In a joint statement with referees' body Professional Game Match Officials Limited (PGMOL) and the Premier League, the European champions regretted 'not having given more consideration before issuing a statement' on 28 October accusing the referee or racism.
Last week, England's Football Association said there was 'no case to answer' over allegations that Clattenburg, 37, had racially abused Nigerian midfielder John Obi Mikel during Chelsea's 3-2 home defeat by Manchester United.
This followed a decision by police earlier this month to end their inquiries into the incident because of a lack of evidence.
"The use of the word "regrets" in relation to the swift issue of the club's statement publicizing the allegation ... and in relation to the impact on Mark and his family, were tantamount to and accepted by Mark and the group as an apology'," said Prospect in a statement.
The union also revealed that it has now dropped its demand for Chelsea to pay compensation in light of the statement released on Tuesday.
"The club regrets not having given more consideration before issuing a statement on the evening of Sunday 28th October," it read.
"The club also regrets the subsequent impact the intense media scrutiny had on Mark Clattenburg and his family.
"The referees accept that, given Chelsea FC had received a good faith claim from one of their employees, the club had an obligation under FA rules to report the allegation.
"Chelsea FC made it clear they would welcome Mark Clattenburg back to Stamford Bridge in the future and PGMOL would have no issue in appointing him to a Chelsea FC match going forward.
"All parties now believe it is time to draw a line under this incident, learn from it and move on for the good of all Premier League clubs, players and match officials."
The statement followed a meeting on Monday that included Clattenburg, Chelsea chairman Bruce Buck, PGMOL general manager Mike Riley and Premier League chief executive Richard Scudamore.

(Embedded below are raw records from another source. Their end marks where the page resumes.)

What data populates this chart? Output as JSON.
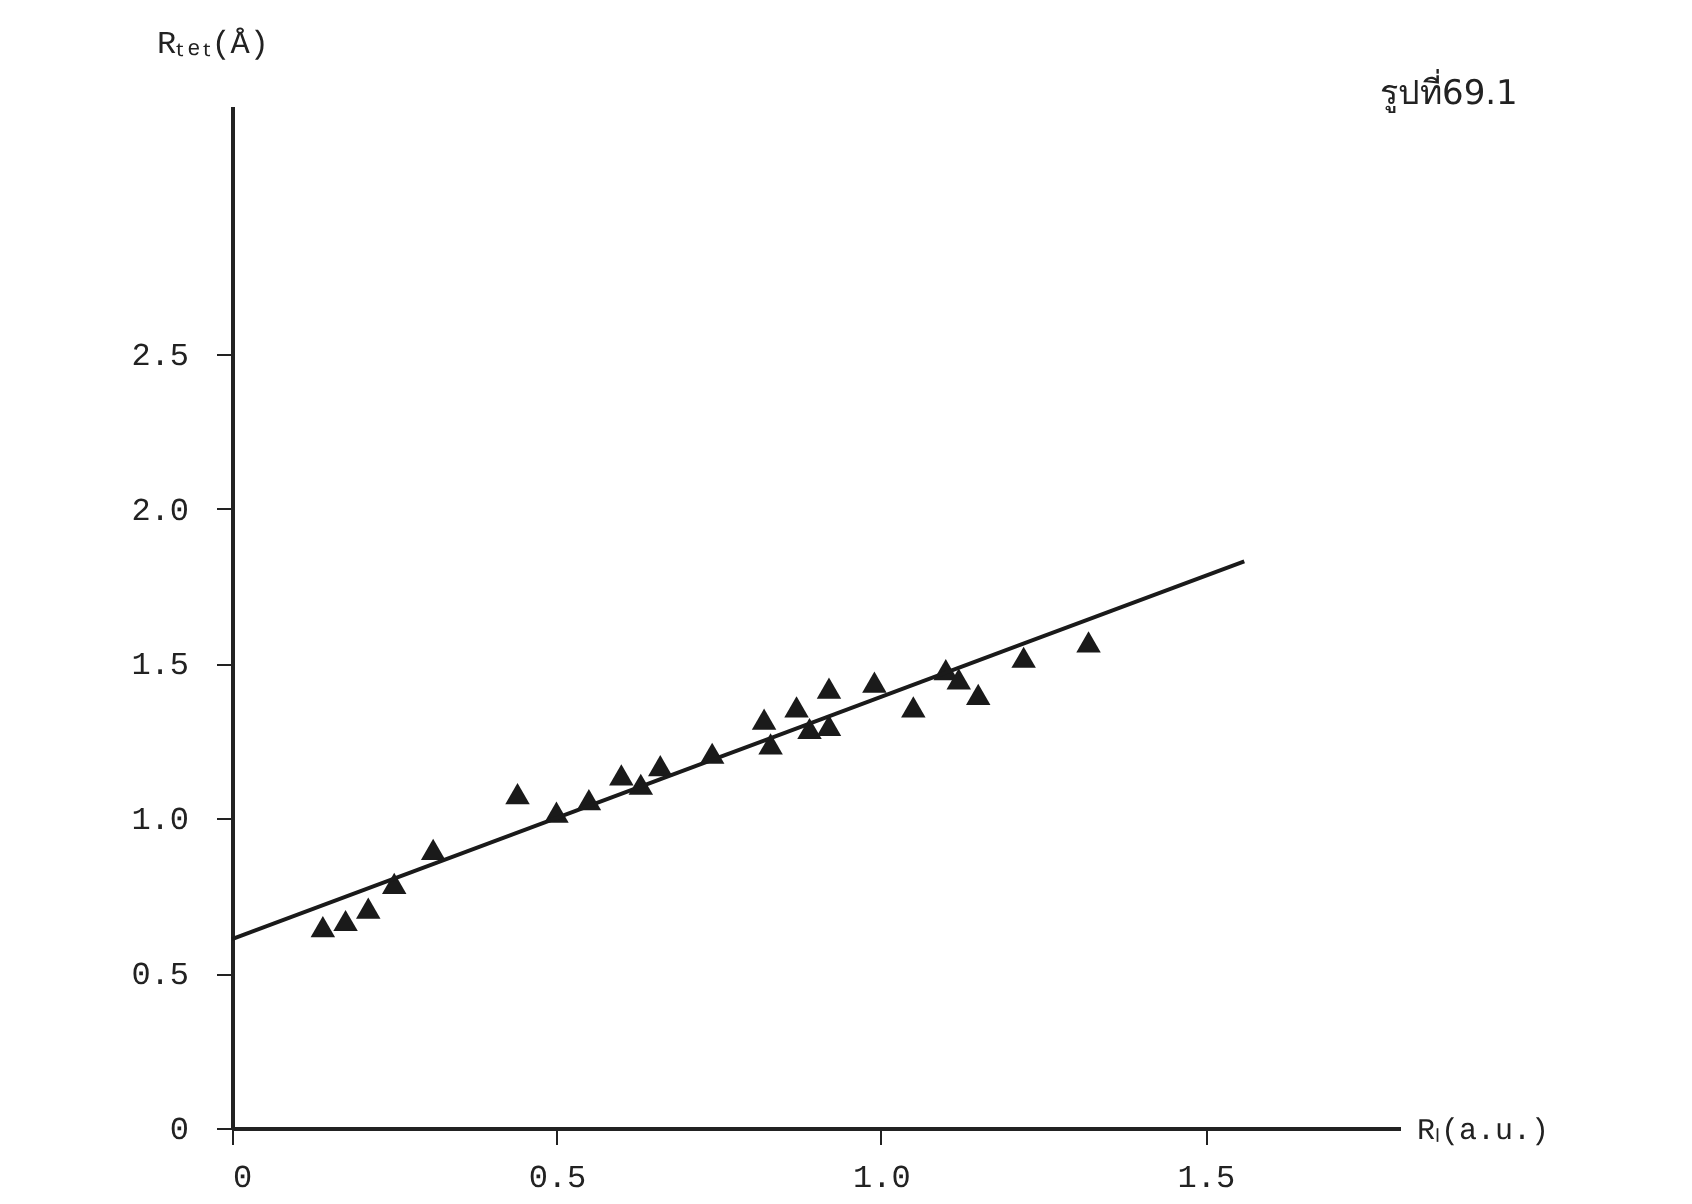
{
  "chart_data": {
    "type": "scatter",
    "xlabel": "Rₗ(a.u.)",
    "ylabel": "Rₜₑₜ(Å)",
    "annotations": [
      "รูปที่69.1"
    ],
    "xlim": [
      0,
      1.8
    ],
    "ylim": [
      0,
      3.3
    ],
    "xticks": [
      0,
      0.5,
      {
        "value": 1,
        "label": "1.0"
      },
      1.5
    ],
    "yticks": [
      0,
      0.5,
      {
        "value": 1,
        "label": "1.0"
      },
      1.5,
      {
        "value": 2,
        "label": "2.0"
      },
      2.5
    ],
    "grid": false,
    "legend": false,
    "series": [
      {
        "marker": "triangle",
        "color": "#1a1a1a",
        "x": [
          0.14,
          0.175,
          0.21,
          0.25,
          0.31,
          0.44,
          0.5,
          0.55,
          0.6,
          0.63,
          0.66,
          0.74,
          0.82,
          0.83,
          0.87,
          0.89,
          0.92,
          0.92,
          0.99,
          1.05,
          1.1,
          1.12,
          1.15,
          1.22,
          1.32
        ],
        "values": [
          0.65,
          0.67,
          0.71,
          0.79,
          0.9,
          1.08,
          1.02,
          1.06,
          1.14,
          1.11,
          1.17,
          1.21,
          1.32,
          1.24,
          1.36,
          1.29,
          1.42,
          1.3,
          1.44,
          1.36,
          1.48,
          1.45,
          1.4,
          1.52,
          1.57
        ]
      },
      {
        "type": "line",
        "marker": "none",
        "line_style": "solid",
        "color": "#1a1a1a",
        "x": [
          0,
          1.56
        ],
        "values": [
          0.61,
          1.83
        ]
      }
    ]
  }
}
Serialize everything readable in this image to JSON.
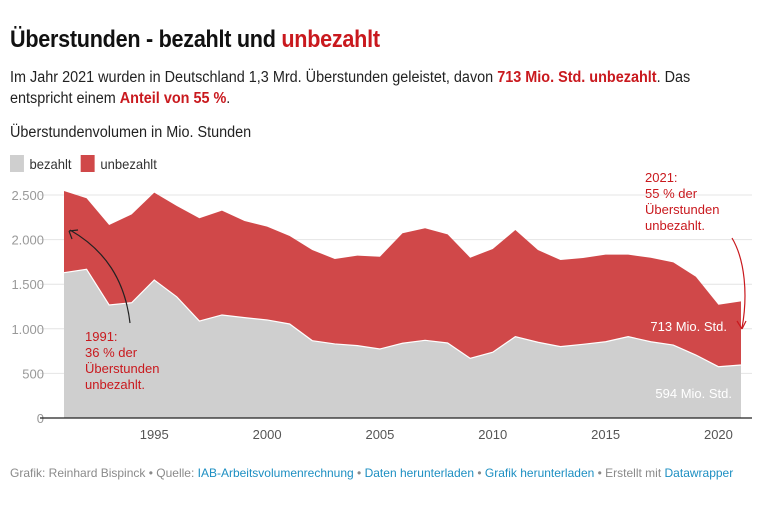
{
  "title": {
    "part1": "Überstunden - bezahlt und ",
    "part2": "unbezahlt"
  },
  "description": {
    "t1": "Im Jahr 2021 wurden in Deutschland 1,3 Mrd. Überstunden geleistet, davon ",
    "b1": "713 Mio. Std. unbezahlt",
    "t2": ". Das entspricht einem ",
    "b2": "Anteil von 55 %",
    "t3": "."
  },
  "colors": {
    "bezahlt": "#cfcfcf",
    "unbezahlt": "#d04849",
    "accent": "#c9191e"
  },
  "chart_data": {
    "type": "area",
    "stacked": true,
    "title": "Überstundenvolumen in Mio. Stunden",
    "xlabel": "",
    "ylabel": "",
    "x": [
      1991,
      1992,
      1993,
      1994,
      1995,
      1996,
      1997,
      1998,
      1999,
      2000,
      2001,
      2002,
      2003,
      2004,
      2005,
      2006,
      2007,
      2008,
      2009,
      2010,
      2011,
      2012,
      2013,
      2014,
      2015,
      2016,
      2017,
      2018,
      2019,
      2020,
      2021
    ],
    "series": [
      {
        "name": "bezahlt",
        "values": [
          1629,
          1667,
          1267,
          1293,
          1547,
          1357,
          1087,
          1155,
          1125,
          1099,
          1054,
          867,
          830,
          811,
          774,
          838,
          871,
          841,
          669,
          737,
          912,
          849,
          800,
          826,
          855,
          912,
          855,
          818,
          706,
          575,
          594
        ]
      },
      {
        "name": "unbezahlt",
        "values": [
          916,
          796,
          897,
          990,
          979,
          1020,
          1152,
          1170,
          1084,
          1046,
          986,
          1016,
          953,
          1009,
          1034,
          1233,
          1256,
          1218,
          1128,
          1158,
          1195,
          1034,
          971,
          968,
          976,
          919,
          942,
          927,
          878,
          695,
          713
        ]
      }
    ],
    "xlim": [
      1991,
      2021
    ],
    "ylim": [
      0,
      2500
    ],
    "yticks": [
      0,
      500,
      1000,
      1500,
      2000,
      2500
    ],
    "ytick_labels": [
      "0",
      "500",
      "1.000",
      "1.500",
      "2.000",
      "2.500"
    ],
    "xticks": [
      1995,
      2000,
      2005,
      2010,
      2015,
      2020
    ],
    "xtick_labels": [
      "1995",
      "2000",
      "2005",
      "2010",
      "2015",
      "2020"
    ],
    "grid": true,
    "legend": {
      "position": "top-left",
      "entries": [
        "bezahlt",
        "unbezahlt"
      ]
    },
    "annotations": {
      "a1991": [
        "1991:",
        "36 % der",
        "Überstunden",
        "unbezahlt."
      ],
      "a2021": [
        "2021:",
        "55 % der",
        "Überstunden",
        "unbezahlt."
      ],
      "label_unbezahlt_2021": "713 Mio. Std.",
      "label_bezahlt_2021": "594 Mio. Std."
    }
  },
  "footer": {
    "grafik": "Grafik: Reinhard Bispinck",
    "sep": " • ",
    "quelle_label": "Quelle: ",
    "quelle_link": "IAB-Arbeitsvolumenrechnung",
    "daten_link": "Daten herunterladen",
    "grafik_link": "Grafik herunterladen",
    "erstellt": "Erstellt mit ",
    "dw_link": "Datawrapper"
  }
}
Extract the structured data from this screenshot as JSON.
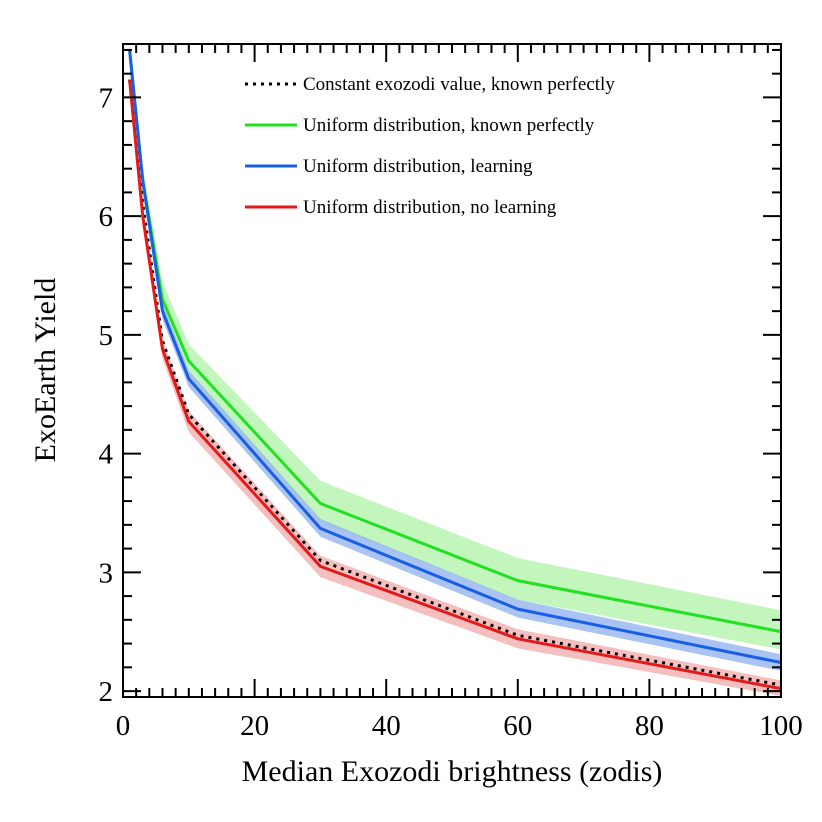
{
  "chart_data": {
    "type": "line",
    "title": "",
    "xlabel": "Median Exozodi brightness (zodis)",
    "ylabel": "ExoEarth Yield",
    "xlim": [
      0,
      100
    ],
    "ylim": [
      1.95,
      7.45
    ],
    "x_ticks": [
      0,
      20,
      40,
      60,
      80,
      100
    ],
    "y_ticks": [
      2,
      3,
      4,
      5,
      6,
      7
    ],
    "x_tick_labels": [
      "0",
      "20",
      "40",
      "60",
      "80",
      "100"
    ],
    "y_tick_labels": [
      "2",
      "3",
      "4",
      "5",
      "6",
      "7"
    ],
    "x_minor_step": 2,
    "y_minor_step": 0.2,
    "grid": false,
    "legend_position": "top-right",
    "x": [
      1,
      3,
      6,
      10,
      30,
      60,
      100
    ],
    "series": [
      {
        "name": "Constant exozodi value, known perfectly",
        "color": "#000000",
        "style": "dotted",
        "values": [
          7.15,
          6.1,
          4.95,
          4.33,
          3.1,
          2.47,
          2.05
        ]
      },
      {
        "name": "Uniform distribution, known perfectly",
        "color": "#22e022",
        "band_color": "#b8f5b0",
        "style": "solid",
        "values": [
          7.4,
          6.3,
          5.3,
          4.78,
          3.58,
          2.93,
          2.5
        ],
        "lower": [
          7.35,
          6.18,
          5.15,
          4.65,
          3.42,
          2.77,
          2.35
        ],
        "upper": [
          7.46,
          6.42,
          5.45,
          4.92,
          3.77,
          3.12,
          2.68
        ]
      },
      {
        "name": "Uniform distribution, learning",
        "color": "#1a5ee6",
        "band_color": "#9ab8f0",
        "style": "solid",
        "values": [
          7.4,
          6.3,
          5.2,
          4.63,
          3.37,
          2.69,
          2.24
        ],
        "lower": [
          7.36,
          6.24,
          5.13,
          4.56,
          3.3,
          2.62,
          2.17
        ],
        "upper": [
          7.44,
          6.36,
          5.27,
          4.7,
          3.45,
          2.77,
          2.31
        ]
      },
      {
        "name": "Uniform distribution, no learning",
        "color": "#e31a1a",
        "band_color": "#f5b4b4",
        "style": "solid",
        "values": [
          7.15,
          6.0,
          4.88,
          4.27,
          3.05,
          2.44,
          2.02
        ],
        "lower": [
          7.08,
          5.92,
          4.8,
          4.18,
          2.96,
          2.36,
          1.96
        ],
        "upper": [
          7.22,
          6.08,
          4.96,
          4.36,
          3.14,
          2.52,
          2.09
        ]
      }
    ]
  }
}
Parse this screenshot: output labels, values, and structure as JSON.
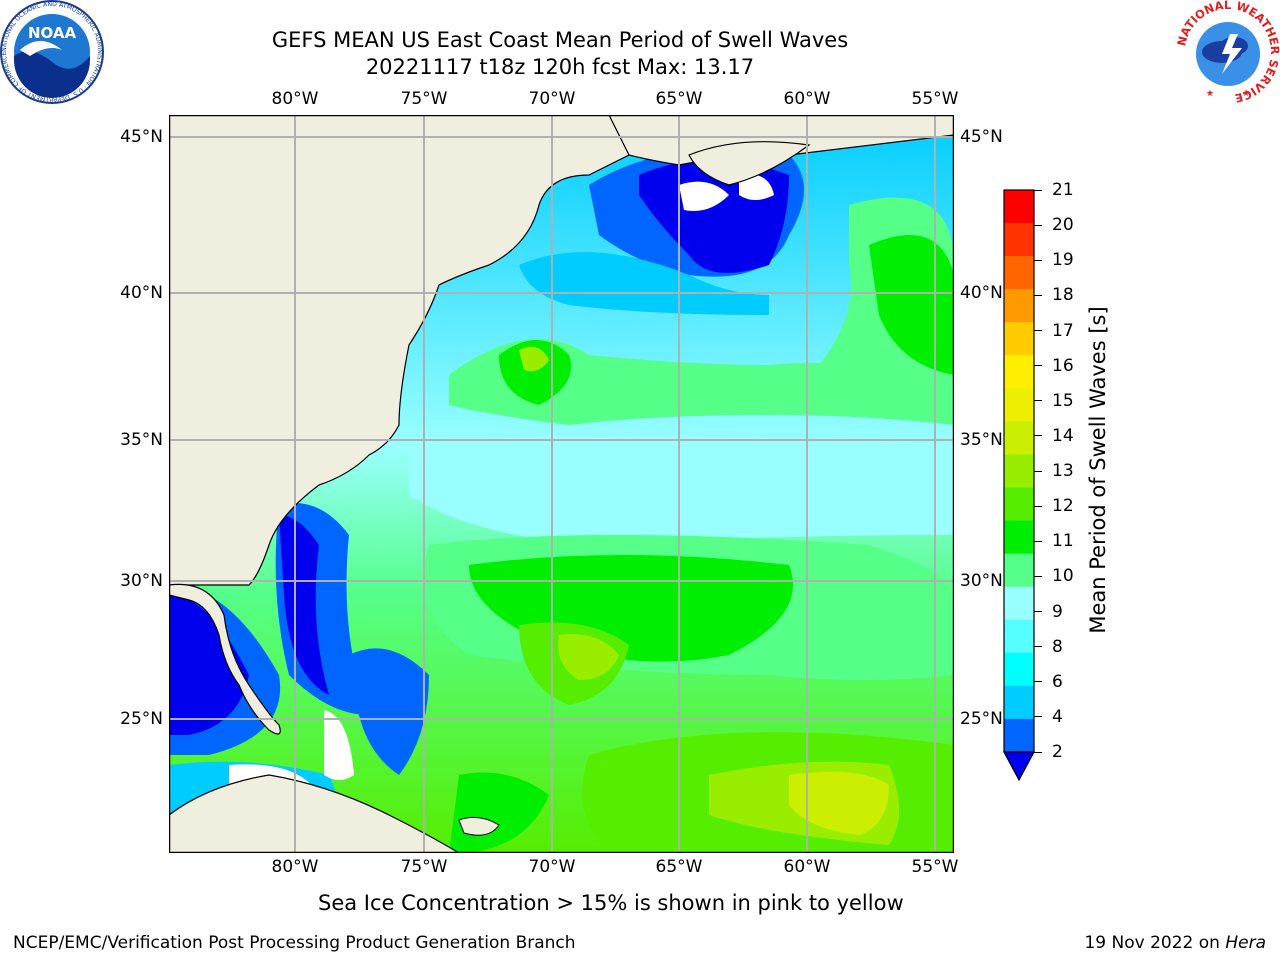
{
  "title": {
    "line1": "GEFS MEAN US East Coast Mean Period of Swell Waves",
    "line2": "20221117 t18z 120h fcst   Max: 13.17"
  },
  "map": {
    "lon_ticks": [
      "80°W",
      "75°W",
      "70°W",
      "65°W",
      "60°W",
      "55°W"
    ],
    "lat_ticks": [
      "45°N",
      "40°N",
      "35°N",
      "30°N",
      "25°N"
    ],
    "colors": {
      "land": "#efeedf",
      "grid": "#b0b0b0",
      "coast": "#000000"
    }
  },
  "colorbar": {
    "label": "Mean Period of Swell Waves [s]",
    "ticks": [
      "21",
      "20",
      "19",
      "18",
      "17",
      "16",
      "15",
      "14",
      "13",
      "12",
      "11",
      "10",
      "9",
      "8",
      "6",
      "4",
      "2"
    ],
    "colors": [
      "#0000ee",
      "#0066ff",
      "#00ccff",
      "#00ffff",
      "#55ffff",
      "#99ffff",
      "#55ff88",
      "#00ee00",
      "#55ee00",
      "#99ee00",
      "#ccee00",
      "#eeee00",
      "#ffee00",
      "#ffcc00",
      "#ff9900",
      "#ff6600",
      "#ff3300",
      "#ff0000"
    ]
  },
  "caption": "Sea Ice Concentration > 15% is shown in pink to yellow",
  "footer": {
    "left": "NCEP/EMC/Verification Post Processing Product Generation Branch",
    "right_date": "19 Nov 2022 on",
    "right_host": "Hera"
  },
  "logos": {
    "left": "NOAA",
    "left_ring": "NATIONAL OCEANIC AND ATMOSPHERIC ADMINISTRATION · U.S. DEPARTMENT OF COMMERCE",
    "right_ring": "NATIONAL WEATHER SERVICE"
  }
}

The accusations arose after Chelsea midfielder Ramires claimed that the referee, who missed four weekends of Premier League matches while the FA investigated the allegations, had used racial language towards Mikel.
After being cleared by the FA last week, Clattenburg issued a statement of his own, saying: "To know you were innocent of something but that there was the opportunity for it to wreck your career was truly frightening."
Chelsea's allegations against Clattenburg came shortly after their captain John Terry had received a four-game ban following his racial abuse of Queens Park Rangers defender Anton Ferdinand in a Premier League game last year.
On Wednesday, the referee will take charge of Southampton against Norwich City as Clattenburg returns to officiating a Premier League game for the first time since the allegations arose.